I like to compare OSS projects with chaos theory. A single butterfly flapping it’s wings (eg a conversation with the client) can have unintended consequences that cause a tornado (eg the client’s users refusing to use a new OSS).
The day-to-day operation of a network and its management tools can be similarly sensitive to seemingly minor inputs. We can never predict or test for every combination of knock-on effects. This means that forecasting the future is impossible and failure is inevitable.
If we take these two statements to be true, it perhaps changes the way we engineer our OSS.
How many production OSS (and/or related EMS) do you know of whose operators have to tiptoe around the edges for fear of causing a meltdown? Conversely, how many do you know whose operators would quite happily trigger failures with confidence, knowing that their solution is robust and will recover without perceptibly impacting customers?
How many of you could confidently trigger scheduled or unscheduled outages of various types on your production OSS to introduce the machine learning seeding technique discussed yesterday?
Would you be prepared to unleash the chaos monkeys on your OSS / network like Netflix is prepared to do on its production systems?
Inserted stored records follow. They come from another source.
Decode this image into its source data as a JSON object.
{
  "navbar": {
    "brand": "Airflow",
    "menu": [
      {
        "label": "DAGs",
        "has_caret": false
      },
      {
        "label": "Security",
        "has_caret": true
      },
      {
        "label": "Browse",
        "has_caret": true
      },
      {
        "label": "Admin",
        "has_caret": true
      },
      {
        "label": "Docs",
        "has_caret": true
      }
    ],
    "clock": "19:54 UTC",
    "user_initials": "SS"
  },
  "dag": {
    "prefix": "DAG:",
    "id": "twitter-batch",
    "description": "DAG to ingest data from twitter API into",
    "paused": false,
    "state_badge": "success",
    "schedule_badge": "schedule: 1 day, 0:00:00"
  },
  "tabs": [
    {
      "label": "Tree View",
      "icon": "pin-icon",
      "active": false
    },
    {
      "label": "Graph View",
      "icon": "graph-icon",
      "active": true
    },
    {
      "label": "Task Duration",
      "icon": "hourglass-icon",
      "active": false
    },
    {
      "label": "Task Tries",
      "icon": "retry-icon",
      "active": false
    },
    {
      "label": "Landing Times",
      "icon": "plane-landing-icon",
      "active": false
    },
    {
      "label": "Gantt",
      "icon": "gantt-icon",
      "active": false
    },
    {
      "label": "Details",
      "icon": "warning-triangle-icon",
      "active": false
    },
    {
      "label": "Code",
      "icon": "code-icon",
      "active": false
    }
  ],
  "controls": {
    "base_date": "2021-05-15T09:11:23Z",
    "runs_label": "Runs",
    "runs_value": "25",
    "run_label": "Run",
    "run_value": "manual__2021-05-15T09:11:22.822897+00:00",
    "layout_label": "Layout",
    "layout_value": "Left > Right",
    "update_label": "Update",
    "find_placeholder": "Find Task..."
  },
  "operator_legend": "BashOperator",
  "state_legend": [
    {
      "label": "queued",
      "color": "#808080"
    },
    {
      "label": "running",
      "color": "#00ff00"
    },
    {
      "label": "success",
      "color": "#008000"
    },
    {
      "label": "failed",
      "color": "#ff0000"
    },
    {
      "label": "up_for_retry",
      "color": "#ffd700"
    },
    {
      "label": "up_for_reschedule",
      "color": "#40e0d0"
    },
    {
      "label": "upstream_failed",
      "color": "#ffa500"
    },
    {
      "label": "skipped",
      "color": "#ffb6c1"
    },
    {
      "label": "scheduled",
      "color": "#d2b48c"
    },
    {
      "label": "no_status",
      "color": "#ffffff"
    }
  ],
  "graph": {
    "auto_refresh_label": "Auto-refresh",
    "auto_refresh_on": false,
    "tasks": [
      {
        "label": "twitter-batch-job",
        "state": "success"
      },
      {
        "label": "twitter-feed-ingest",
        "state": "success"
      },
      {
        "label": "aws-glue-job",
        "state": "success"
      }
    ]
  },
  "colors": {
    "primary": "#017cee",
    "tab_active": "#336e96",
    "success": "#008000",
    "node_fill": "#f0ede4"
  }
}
Most OSS are designed for known errors and mechanisms are put in place to prevent them. Instead I wonder whether we should be design systems on the assumption that failure is inevitable, so recovery should be both rapid and automated.
It’s a subtle shift in thinking. Reduce the test scenarios that might lead to OSS failure, and increase the number of intentional OSS failures to test for recovery.
PS. Oh, and you’d rightly argue that a telco is very different from Netflix. There’s a lot more complexity in the networks, especially the legacy stacks. Many a telco would NEVER let anyone intentionally cause even the slightest degradation / failure in the network. This is where digital twin technology potentially comes into play.